Mitchell Wright recently wrote a great blog outlining how he helped some friends grow their YouTube channel, Warialasky, from 500 subscribers and 25,000 total video views to nearly 20,000 subscribers and over 3.6 million views, all in the space of a few months.
Thanks to the exponential adaption of both mobile devices by consumers, video marketing is becoming hotter than ever. In fact, a recent study by Social Media Explorer found that 76% of marketers plan on increasing their use of YouTube and video marketing, making it the top area marketers will invest in for 2012.
Mitchell credits one simple trick he and the gang at Warialasky used to achieve viral success: “create really engaging content, and get it out there.”
Sounds simple enough.
As much as I’d like to pack up this blog and go get an early lunch, I think Mr. Wright is under-selling both his and the Warialasky group’s efforts.
In fact the rest of his post, which details what steps they actually took to attain such speedy YouTube success, highlights a number of best practices for building up your YouTube subscriber base.
- Have a Plan – Knowing they needed some direction for their channel, Warialasky decided to pattern it after Freddie Wong’s channel and focus the videos on action and video games.

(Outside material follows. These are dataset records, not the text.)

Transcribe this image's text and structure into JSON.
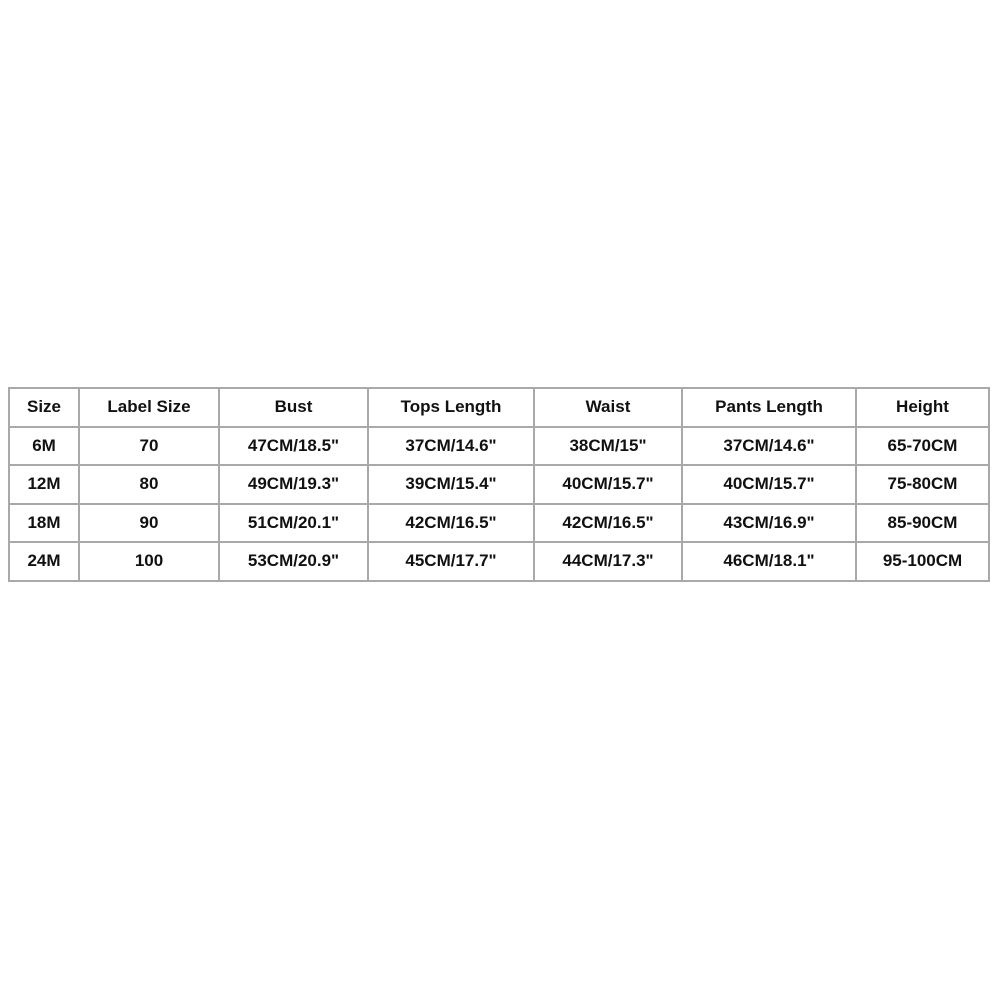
{
  "size_chart": {
    "headers": [
      "Size",
      "Label Size",
      "Bust",
      "Tops Length",
      "Waist",
      "Pants Length",
      "Height"
    ],
    "rows": [
      [
        "6M",
        "70",
        "47CM/18.5\"",
        "37CM/14.6\"",
        "38CM/15\"",
        "37CM/14.6\"",
        "65-70CM"
      ],
      [
        "12M",
        "80",
        "49CM/19.3\"",
        "39CM/15.4\"",
        "40CM/15.7\"",
        "40CM/15.7\"",
        "75-80CM"
      ],
      [
        "18M",
        "90",
        "51CM/20.1\"",
        "42CM/16.5\"",
        "42CM/16.5\"",
        "43CM/16.9\"",
        "85-90CM"
      ],
      [
        "24M",
        "100",
        "53CM/20.9\"",
        "45CM/17.7\"",
        "44CM/17.3\"",
        "46CM/18.1\"",
        "95-100CM"
      ]
    ]
  }
}
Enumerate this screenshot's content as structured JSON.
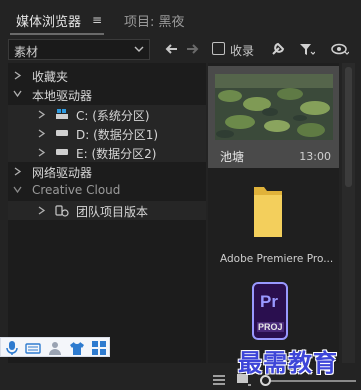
{
  "tabs": [
    {
      "label": "媒体浏览器"
    },
    {
      "label": "项目: 黑夜"
    }
  ],
  "toolbar": {
    "source_value": "素材",
    "collect_label": "收录"
  },
  "tree": {
    "items": [
      {
        "label": "收藏夹"
      },
      {
        "label": "本地驱动器"
      },
      {
        "label": "C: (系统分区)"
      },
      {
        "label": "D: (数据分区1)"
      },
      {
        "label": "E: (数据分区2)"
      },
      {
        "label": "网络驱动器"
      },
      {
        "label": "Creative Cloud"
      },
      {
        "label": "团队项目版本"
      }
    ]
  },
  "thumbnails": [
    {
      "name": "池塘",
      "duration": "13:00",
      "icon": "pond-video-thumbnail"
    },
    {
      "name": "Adobe Premiere Pro...",
      "icon": "folder-icon"
    },
    {
      "name": "",
      "icon": "premiere-proj-icon",
      "badge_text": "Pr",
      "badge_sub": "PROJ"
    }
  ],
  "watermark": "最需教育",
  "colors": {
    "accent_blue": "#2e7bcf",
    "premiere_purple": "#9999ff",
    "premiere_bg": "#2a0f4f",
    "folder_yellow": "#f0c94a"
  }
}
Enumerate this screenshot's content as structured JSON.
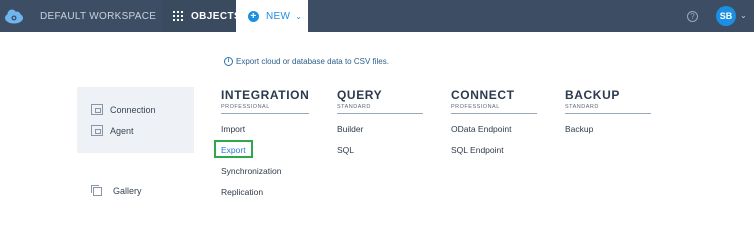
{
  "topbar": {
    "workspace_label": "DEFAULT WORKSPACE",
    "objects_label": "OBJECTS",
    "new_label": "NEW",
    "help_label": "?",
    "avatar_initials": "SB"
  },
  "info": {
    "text": "Export cloud or database data to CSV files."
  },
  "side": {
    "items": [
      {
        "label": "Connection",
        "icon": "connection-icon"
      },
      {
        "label": "Agent",
        "icon": "agent-icon"
      }
    ],
    "gallery_label": "Gallery"
  },
  "columns": [
    {
      "title": "INTEGRATION",
      "subtitle": "PROFESSIONAL",
      "items": [
        "Import",
        "Export",
        "Synchronization",
        "Replication"
      ]
    },
    {
      "title": "QUERY",
      "subtitle": "STANDARD",
      "items": [
        "Builder",
        "SQL"
      ]
    },
    {
      "title": "CONNECT",
      "subtitle": "PROFESSIONAL",
      "items": [
        "OData Endpoint",
        "SQL Endpoint"
      ]
    },
    {
      "title": "BACKUP",
      "subtitle": "STANDARD",
      "items": [
        "Backup"
      ]
    }
  ],
  "colors": {
    "topbar": "#3d4e64",
    "accent": "#1a8fe3",
    "highlight": "#2ea84a"
  }
}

- Adhere to a Content Schedule – Just as in blogging, they recognized the importance of regular content production when trying to build up a user following. Even if you create a video that goes viral, if people come to your channel and find no other content, they will not stick around to subscribe. In Warialasky’s case, they put out a new video each week.
- Twitter Outreach - Early one, they were shrewd enough to reach out on Twitter to the followers of videos similar to theirs. As some of these users followed them back, they began to engage with them.
- Involve Industry Influencers - Warialasky decided to contact a local YouTube “star” and see if he would be in of their videos. He agreed to do so, which gave them instant access to his huge fan base.
- Promote Your Videos – The group formulated a promotional plan for a Star Wars-themed video that involved submitting the video to the Star Wars subreddit; they also had a number of friends vote it up right as it was posted. In addition, they interacted with a number of Star Wars gaming forums.Their video ended up being the number one spot on the Star Wars subreddit. They then got picked up by IGN and posted on their Facebook page, which led to exposure on various video game blogs, Star Wars blogs, and even some of the sites on the Gawker media network.
- Don’t Stop – After their Star Wars video, they posted a few others that didn’t do nearly as well. As Mitchell noted, “unfortunately, we learned that one video is not enough to make you famous on YouTube. You have to continually produce funny, engaging content.”
Hard to argue that one.
For those who think that video campaigns such as Warialasky’s are of little real business value, think again. Thanks to the success of their videos, Mitchell and his friends at Warialasky have had numerous opportunities to “monetize” their success, including an offer to direct a 3-D movie in Poland, various product placement opportunities, a YouTube partnership, and multiple offers to create corporate videos.
Although it’s clear that Warialasky worked hard to promote their video campaigns, there is no secret formula to YouTube virility. One the contrary, as Mitchell Wright points out, the path to YouTube success is quite simple: create great content, and get it out there.